Review

Verdammt zu leben - Verdammt zu sterben (1975) von Lucio Fulci

(...und verdammt diese 104 Minuten durchzuhalten!)

Diejenigen unter euch, die keine Muße haben dieses Review komplett zu lesen, möchte ich im vorletzten Abschnitt zwei verdammt gute Alternativen zu diesem Western nennen.

...Der Sheriff von Salt Flat (Utah) kommt dem frisch eingetroffenen Falschspieler Stubby Preston (Fabio Testi) rasch auf die Schliche und sperrt ihn vorübergehend in eine Gemeinschaftszelle ein. Dort lernt Stubby die Hure Bunny (Lynne Frederick), den Säufer Clem (Michael J. Pollard) und den Irren Bud (Harry Baird) kennen. In der Nacht kommt es in der Stadt zu einer blutigen Schießerei, angeführt von maskierten Killern. Vielleicht ist dies der Grund, warum der Sheriff seine vier "Gäste" am nächsten Morgen freilässt. Stubby schlägt vor, sich nach Sand City aufzumachen, da dieser Ort u.a. an einer Silbermine liegt. Allerdings sind es bis dorthin 200 Meilen und der Weg ist möglicherweise voller Risiken und Gefahren. Wie es das Schicksal will, hält sich in ihrer Nähe auch der überaus boshafte, um nicht zu sagen satanische Bandit Chaco (Thomas Milian) auf. Eine Begegnung zwischen ihm und der Gruppe könnte fatale Folgen haben...

Viele US- aber auch Italowestern zeigen, dass solch eine prinzipiell schlichte Grundhandlung trotzdem ausreichen kann, um daraus einen spannenden, zumindest durchschnittlich unterhaltsamen Western zu drehen, der dann im Verlauf meist in Richtung Abenteuer oder Rache schwenkt. Beim o.g. Regisseur darf man hier zusätzlich auf einen gehobenen Härtegrad und blutige Szenen spekulieren. Überraschenderweise hat mich dieser Film aber leider sehr enttäuscht und es war teils eine Zumutung sich bis zm seinem Ende durchzuquälen!

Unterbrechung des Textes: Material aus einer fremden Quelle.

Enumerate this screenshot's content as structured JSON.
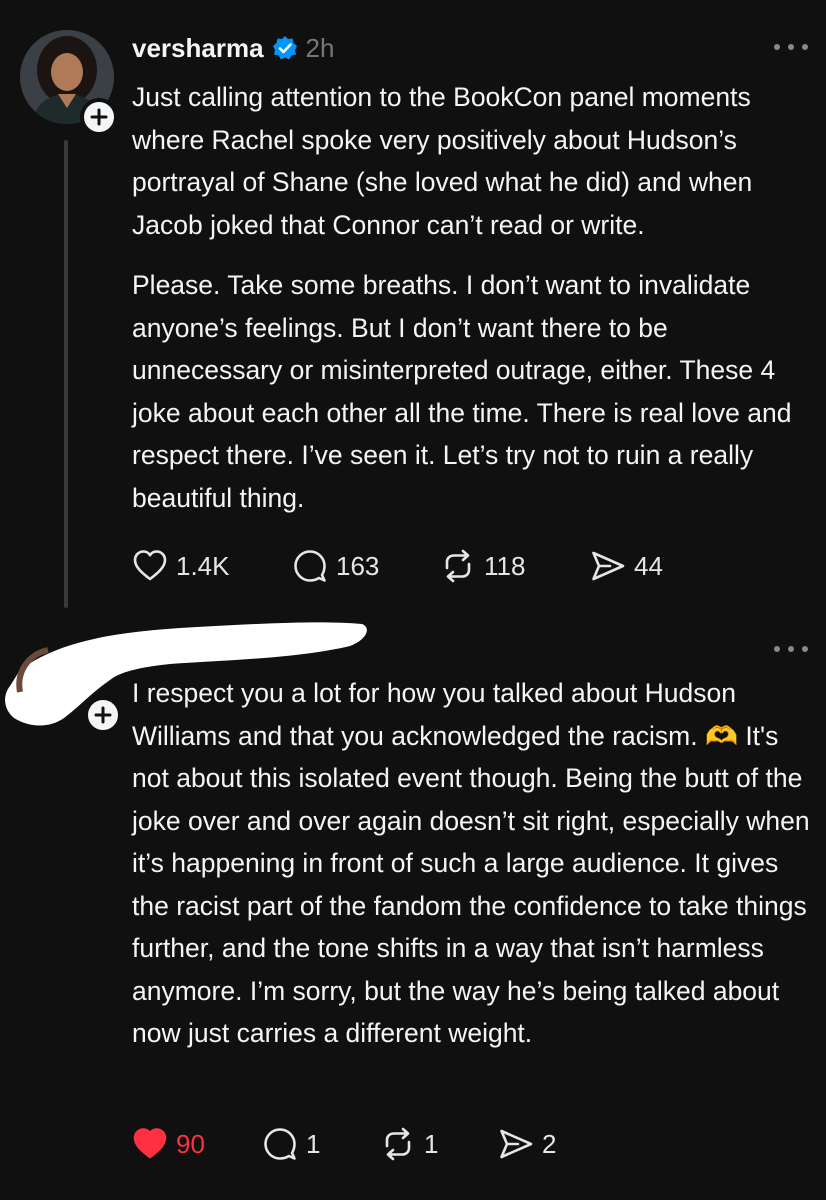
{
  "posts": [
    {
      "username": "versharma",
      "verified": true,
      "timestamp": "2h",
      "paragraphs": [
        "Just calling attention to the BookCon panel moments where Rachel spoke very positively about Hudson’s portrayal of Shane (she loved what he did) and when Jacob joked that Connor can’t read or write.",
        "Please. Take some breaths. I don’t want to invalidate anyone’s feelings. But I don’t want there to be unnecessary or misinterpreted outrage, either. These 4 joke about each other all the time. There is real love and respect there. I’ve seen it. Let’s try not to ruin a really beautiful thing."
      ],
      "likes": "1.4K",
      "replies": "163",
      "reposts": "118",
      "shares": "44",
      "liked": false
    },
    {
      "username_redacted": true,
      "text": "I respect you a lot for how you talked about Hudson Williams and that you acknowledged the racism. 🫶 It's not about this isolated event though. Being the butt of the joke over and over again doesn’t sit right, especially when it’s happening in front of such a large audience. It gives the racist part of the fandom the confidence to take things further, and the tone shifts in a way that isn’t harmless anymore. I’m sorry, but the way he’s being talked about now just carries a different weight.",
      "likes": "90",
      "replies": "1",
      "reposts": "1",
      "shares": "2",
      "liked": true
    }
  ],
  "colors": {
    "background": "#101010",
    "text": "#f3f5f7",
    "muted": "#777777",
    "verified": "#0095f6",
    "like_active": "#ff3040"
  },
  "icons": [
    "heart-icon",
    "comment-icon",
    "repost-icon",
    "share-icon",
    "verified-badge-icon",
    "more-icon",
    "plus-icon"
  ]
}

Zunächst fing alles ganz nett an und man bekam schon den Eindruck, dass Fulci diesmal auch gelegentliche Aufheiterungen vorgesehen und mit eingebaut hatte. Doch schon kurz nach dem Vorspann kippt die bisher leicht amusänte Atmosphäre in eine blut- und bleihaltige Schießerei. Die Schonzeit für das Publikum war nun definitiv vorüber, aber nach rund 10 Minuten auch schon der ganze Westernspaß! Von da an bekam der Filmgenuss einen ersten Dämpfer durch die modisch angehauchte Musik, spätestens aber ab der 12. Minute war das Gedudel so nervig und über einen Großteil des Films präsent! Gleichzeitig kommt immer wieder Langeweile auf, während die Spannung vom Anfang ihr Nievau nicht mal annähernd halten konnte. Während der Film dringende Kurskorrekturen seitens des Regisseurs benötigt hätte, suhlt sich Fulci in detaillierten Szenen aus Nacktheit und Gewalt an Mensch und Tier! Natürlich sind Schießereien und Morde in einem Western normal. Und natürlich erwartet man nach einem Treffer bei dem jeweiligen Opfer auch eine (blutige) Schussverletzung. Aber bei Verrohung, unnötig ausführlichen Gewaltexzessen und augenscheinlich reellem Quälen, bzw. Töten von Tieren, hört bei mir der Spaß auf!!! :(

Insbesondere mit den Werken "Die Geisterstadt der Zombies" oder "Ein Zombie hing am Glockenseil" setzte sich der kultige "Zombie-Regisseur" ein Denkmal und ja, diese Filme gefallen mir wirklich gut. Aber dort sehe ich die Gewalt-/Splatterszenen wohl unter einem anderen Gesichtspunkt - evtl. weil das ganze Thema solcher Horrorfilme ja nur Fantasie ist. Bei diesem Western jedoch stellte ich mich auf eine genreübliche Inszenierung ein. Mit "Silbersattel" bspw. hatte Fulci eine gute Balance aus packender Story und zumutbar harter Umsetzung hinbekommen. Lediglich das ständige Wiederholen des Titelsongs "Silversaddle" verdirbt einem ein wenig die Laune. Aber um das in einem Western unnötige Zelebrieren von Gewalt zu verstehen, dem Fulci offensichtlich frönte, braucht es wohl auch die Psyche eines Fulcis, der in seiner Zeit als Partisane u.U. Praxis im (hinterhältigen) sadistischen Töten gesammelt hatte!? (Dies ist nur mein Versuch einer Erklärung)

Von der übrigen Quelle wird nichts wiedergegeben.